A common form of valuation analysis is to comb through listings of acquisition transactions that have been completed over the past year or two, extract those for companies located in the same industry, and use them to estimate what a target company should be worth.

The comparison is usually based on either a multiple of revenues or cash flow. Information about comparable acquisitions can be gleaned from public filings or press releases, but more comprehensive information can be obtained by paying for access to any one of several private databases that accumulate this information.

Influencer Price Point

A potentially important point impacting price is the price at which key influencers bought into the target company. For example, if someone can influence the approval of a sale, and that person bought shares in the target at $20 per share, it could be exceedingly difficult to offer a price that is at or below $20, irrespective of what other valuation methodologies may yield for a price. The influencer price point has nothing to do with valuation, only the minimum return that key influencers are willing to accept on their baseline cost.

IPO Valuation

A privately-held company whose owners want to sell it can wait for offers from potential acquirers, but doing so can result in arguments over the value of the company. The owners can obtain a new viewpoint by taking the company public in the midst of the acquisition negotiations. This has two advantages for the selling company.

First, it gives the company’s owners the option of proceeding with the initial public offering and eventually gaining liquidity by selling their shares on the open market. Also, it provides a second opinion regarding the valuation of the company, which the sellers can use in their negotiations with any potential acquirers.

Strategic Purchase

The ultimate valuation strategy from the perspective of the target company is the strategic purchase. This is when the acquirer is willing to throw out all valuation models and instead consider the strategic benefits of owning the target company.

Read Also: How Machine Learning Can Improve Real-time Bidding in Digital Marketing

For example, an acquirer can be encouraged to believe that it needs to fill a critical hole in its product line, or to quickly enter a product niche that is considered key to its future survival, or to acquire a key piece of intellectual property. In this situation, the price paid may be far beyond the amount that any rational examination of the issues would otherwise suggest.

Business Acquisition Finance

Acquisition financing is the process of obtaining capital from an investor or financial institution for the purpose of acquiring another business.

Acquisitions, of course, typically involve the purchase of equity. To acquire another business, your business must purchase equity — usually a majority stake — in the target business. Acquisition financing will provide your business with the necessary cash or credit to facilitate this purchase and, thus, execute the acquisition.

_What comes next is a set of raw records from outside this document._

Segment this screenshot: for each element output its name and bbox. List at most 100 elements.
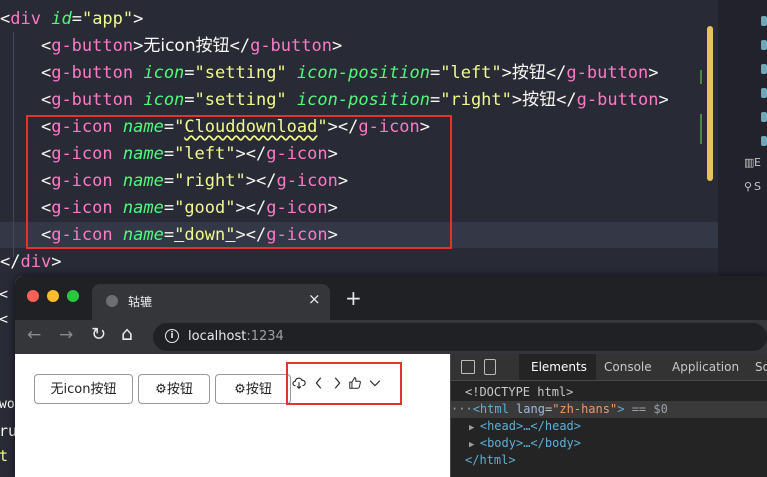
close-window-button[interactable] [27,290,39,302]
minimize-window-button[interactable] [47,290,59,302]
dom-tag: </html> [465,453,516,467]
browser-toolbar: ← → ↻ ⌂ i localhost:1234 [15,320,767,354]
code-token: "setting" [194,63,287,83]
page-content: 无icon按钮 ⚙按钮 ⚙按钮 [15,354,450,477]
code-line[interactable]: <g-button icon="setting" icon-position="… [0,87,669,114]
forward-icon[interactable]: → [59,325,73,345]
panel-item-label[interactable]: S [754,180,761,193]
annotation-highlight-box [286,362,402,405]
code-token: g-button [250,36,332,56]
code-line[interactable]: <g-button icon="setting" icon-position="… [0,60,659,87]
back-icon[interactable]: ← [27,325,41,345]
browser-tab[interactable]: 轱辘 × [92,284,330,320]
tab-title: 轱辘 [128,295,153,309]
dom-node-html-end[interactable]: </html> [451,452,767,469]
dom-node-html[interactable]: ···<html lang="zh-hans"> == $0 [451,401,767,418]
tab-application[interactable]: Application [672,360,739,374]
code-token: "setting" [194,90,287,110]
setting-right-button[interactable]: ⚙按钮 [215,374,291,404]
code-editor[interactable]: <div id="app"> <g-button>无icon按钮</g-butt… [0,0,718,277]
code-token: "left" [440,63,502,83]
terminal-text: wo [0,397,15,412]
code-token: > [511,90,523,110]
dom-tag: <html [472,402,509,416]
code-token: > [658,90,669,110]
file-icon [761,136,767,146]
code-token: </ [0,252,21,272]
no-icon-button[interactable]: 无icon按钮 [34,374,133,404]
devtools-panel: Elements Console Application So <!DOCTYP… [450,354,767,477]
code-token: > [648,63,659,83]
code-token: < [40,36,52,56]
device-toolbar-icon[interactable] [484,359,496,375]
home-icon[interactable]: ⌂ [121,323,133,345]
code-token: < [40,90,52,110]
code-token: icon [143,90,185,110]
file-icon [761,64,767,74]
code-token: < [0,9,11,29]
code-token: g-button [566,63,649,83]
maximize-window-button[interactable] [67,290,79,302]
git-change-marker [700,114,702,144]
chart-icon[interactable]: ▥ [744,156,754,169]
dom-tag: <head>…</head> [479,419,581,433]
code-token: > [133,36,144,56]
dom-node-head[interactable]: ▶ <head>…</head> [451,418,767,435]
inspect-element-icon[interactable] [461,360,475,374]
dom-tag: > [617,402,625,416]
url-host: localhost [188,329,247,344]
globe-icon [106,295,118,307]
code-token: g-button [51,36,134,56]
dom-node-body[interactable]: ▶ <body>…</body> [451,435,767,452]
tab-console[interactable]: Console [604,360,652,374]
terminal-sliver: < < wo ru t [0,277,15,477]
git-change-marker [700,70,702,84]
address-bar[interactable]: i localhost:1234 [153,323,767,351]
code-token: = [71,9,82,29]
search-icon[interactable]: ⚲ [744,180,752,193]
code-line[interactable]: </div> [0,249,61,276]
new-tab-button[interactable]: + [345,286,362,310]
dom-attr-value: "zh-hans" [552,402,618,416]
code-token: icon-position [296,90,430,110]
code-token: div [20,252,52,272]
url-text: localhost:1234 [188,329,284,344]
tab-sources[interactable]: So [755,360,767,374]
chevron-left-icon [315,377,322,389]
code-token: id [51,9,72,29]
code-token: > [51,252,62,272]
code-token: 按钮 [522,90,557,110]
code-token: </ [545,63,567,83]
code-token: </ [229,36,251,56]
code-token: "right" [440,90,512,110]
dom-attr: lang [516,402,545,416]
code-token: > [133,9,144,29]
dom-tag: <body>…</body> [479,436,581,450]
code-token: > [501,63,512,83]
dom-doctype[interactable]: <!DOCTYPE html> [451,384,767,401]
code-line[interactable]: <div id="app"> [0,6,143,33]
cloud-download-icon [292,377,306,389]
reload-icon[interactable]: ↻ [91,324,106,345]
file-icon [761,88,767,98]
info-icon[interactable]: i [165,329,179,343]
code-token: g-button [576,90,659,110]
chevron-right-icon [334,377,341,389]
code-line[interactable]: <g-button>无icon按钮</g-button> [0,33,342,60]
terminal-text: t [0,447,9,465]
editor-scrollbar[interactable] [707,26,713,181]
code-token: > [331,36,343,56]
tab-elements[interactable]: Elements [531,360,587,374]
tab-bar: 轱辘 × + [15,276,767,320]
code-token: g-button [51,63,134,83]
terminal-text: < [0,310,9,328]
file-icon [761,112,767,122]
code-token: div [10,9,41,29]
setting-left-button[interactable]: ⚙按钮 [138,374,210,404]
panel-item-label[interactable]: E [754,156,761,169]
url-port: :1234 [246,329,284,344]
tab-close-icon[interactable]: × [308,290,321,308]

How Acquisition Financing Works

Unless you’ve used it in the past, you might be wondering how acquisition financing works. It’s similar to other forms of business financing; the only real difference is that acquisition financing is designed specifically to facilitate the acquisition of another business. You must use the cash or credit to purchase equity in the target business.

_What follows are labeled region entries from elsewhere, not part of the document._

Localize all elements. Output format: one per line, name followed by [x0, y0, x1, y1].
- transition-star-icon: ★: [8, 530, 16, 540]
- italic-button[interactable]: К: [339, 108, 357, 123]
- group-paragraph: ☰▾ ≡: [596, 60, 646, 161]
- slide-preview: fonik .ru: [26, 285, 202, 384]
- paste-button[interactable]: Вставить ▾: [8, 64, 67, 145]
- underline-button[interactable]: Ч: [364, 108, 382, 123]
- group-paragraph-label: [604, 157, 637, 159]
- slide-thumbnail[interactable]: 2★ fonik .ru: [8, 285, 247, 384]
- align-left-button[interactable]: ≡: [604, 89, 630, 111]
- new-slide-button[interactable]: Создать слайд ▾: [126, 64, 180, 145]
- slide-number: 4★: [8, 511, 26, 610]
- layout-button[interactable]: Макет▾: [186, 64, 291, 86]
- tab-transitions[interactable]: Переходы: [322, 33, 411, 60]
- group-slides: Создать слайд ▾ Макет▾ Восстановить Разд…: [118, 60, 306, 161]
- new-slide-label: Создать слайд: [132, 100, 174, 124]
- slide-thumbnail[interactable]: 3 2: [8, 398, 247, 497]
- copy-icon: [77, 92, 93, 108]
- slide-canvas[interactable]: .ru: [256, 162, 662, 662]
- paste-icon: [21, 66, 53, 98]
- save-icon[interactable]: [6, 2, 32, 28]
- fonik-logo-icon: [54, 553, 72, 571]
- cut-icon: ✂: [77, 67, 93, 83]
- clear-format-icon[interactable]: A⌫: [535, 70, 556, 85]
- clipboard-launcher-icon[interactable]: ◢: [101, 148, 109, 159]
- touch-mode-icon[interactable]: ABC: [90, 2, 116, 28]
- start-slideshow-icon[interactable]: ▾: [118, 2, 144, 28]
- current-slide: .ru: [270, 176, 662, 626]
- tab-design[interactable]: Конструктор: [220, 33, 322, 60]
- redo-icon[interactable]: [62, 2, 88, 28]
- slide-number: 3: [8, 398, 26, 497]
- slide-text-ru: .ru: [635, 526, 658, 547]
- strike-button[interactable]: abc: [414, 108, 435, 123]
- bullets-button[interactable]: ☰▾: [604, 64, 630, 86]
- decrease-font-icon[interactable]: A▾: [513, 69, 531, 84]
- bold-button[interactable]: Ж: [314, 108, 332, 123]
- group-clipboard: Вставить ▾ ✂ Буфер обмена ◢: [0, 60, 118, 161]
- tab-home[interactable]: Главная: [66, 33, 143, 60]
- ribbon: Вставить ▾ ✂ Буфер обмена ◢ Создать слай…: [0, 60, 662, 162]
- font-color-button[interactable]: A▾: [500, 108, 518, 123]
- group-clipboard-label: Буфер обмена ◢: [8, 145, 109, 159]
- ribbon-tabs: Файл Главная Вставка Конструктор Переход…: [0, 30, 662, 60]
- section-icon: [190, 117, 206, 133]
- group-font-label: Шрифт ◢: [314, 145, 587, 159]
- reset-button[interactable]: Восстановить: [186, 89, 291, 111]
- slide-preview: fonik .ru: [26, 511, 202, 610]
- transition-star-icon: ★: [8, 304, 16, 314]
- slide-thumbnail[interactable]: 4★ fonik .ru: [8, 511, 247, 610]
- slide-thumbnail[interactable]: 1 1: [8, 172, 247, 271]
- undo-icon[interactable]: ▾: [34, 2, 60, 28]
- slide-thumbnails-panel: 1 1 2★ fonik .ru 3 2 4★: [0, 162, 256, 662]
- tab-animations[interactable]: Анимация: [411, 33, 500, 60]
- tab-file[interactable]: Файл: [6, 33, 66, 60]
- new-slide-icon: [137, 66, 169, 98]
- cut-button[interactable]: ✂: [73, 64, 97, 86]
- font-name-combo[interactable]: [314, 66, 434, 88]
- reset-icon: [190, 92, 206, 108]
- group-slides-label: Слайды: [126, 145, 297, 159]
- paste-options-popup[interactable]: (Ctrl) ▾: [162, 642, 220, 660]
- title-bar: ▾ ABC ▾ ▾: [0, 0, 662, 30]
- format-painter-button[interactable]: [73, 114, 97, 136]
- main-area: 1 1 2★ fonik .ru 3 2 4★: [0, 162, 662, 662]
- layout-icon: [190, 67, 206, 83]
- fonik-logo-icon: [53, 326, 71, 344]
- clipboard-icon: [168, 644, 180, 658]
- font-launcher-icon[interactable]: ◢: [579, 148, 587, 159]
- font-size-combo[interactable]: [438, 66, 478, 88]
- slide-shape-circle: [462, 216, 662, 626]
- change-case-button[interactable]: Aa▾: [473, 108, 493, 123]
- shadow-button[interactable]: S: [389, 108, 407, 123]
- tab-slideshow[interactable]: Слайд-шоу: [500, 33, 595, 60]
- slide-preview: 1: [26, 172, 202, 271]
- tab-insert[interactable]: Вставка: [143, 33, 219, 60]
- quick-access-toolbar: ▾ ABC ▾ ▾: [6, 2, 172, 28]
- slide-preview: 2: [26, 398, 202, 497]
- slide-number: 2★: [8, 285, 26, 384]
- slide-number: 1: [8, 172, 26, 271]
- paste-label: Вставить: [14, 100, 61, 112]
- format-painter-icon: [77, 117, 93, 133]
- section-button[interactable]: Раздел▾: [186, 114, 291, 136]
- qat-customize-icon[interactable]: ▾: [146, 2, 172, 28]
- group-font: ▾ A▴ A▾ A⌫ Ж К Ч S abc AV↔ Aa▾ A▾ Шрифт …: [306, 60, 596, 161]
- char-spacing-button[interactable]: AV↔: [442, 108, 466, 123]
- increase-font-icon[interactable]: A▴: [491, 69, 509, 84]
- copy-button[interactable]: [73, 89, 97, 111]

While acquisition financing is characterized by its purpose — to acquire another business — it’s available in different types. There are acquisition financing loans, for instance. An acquisition financing loan is a debt-based financing vehicle that’s used for acquisitions. You can obtain an acquisition loan from a bank or alternative lender. With this loan, you can facilitate the acquisition of another business.

There are also acquisition financing lines of credit. An acquisition line of credit is another type of debt-based financing vehicle. The difference is that it allows you to freely draw money from the line of credit, whereas a loan does not. Acquisitions often have unexpected expenses.

With an acquisition line of credit, you’ll have an easier time covering the costs of any unexpected expenses. You can draw money from the line of credit while paying it back at any time. An acquisition financing loan, on the other hand, doesn’t give you this option.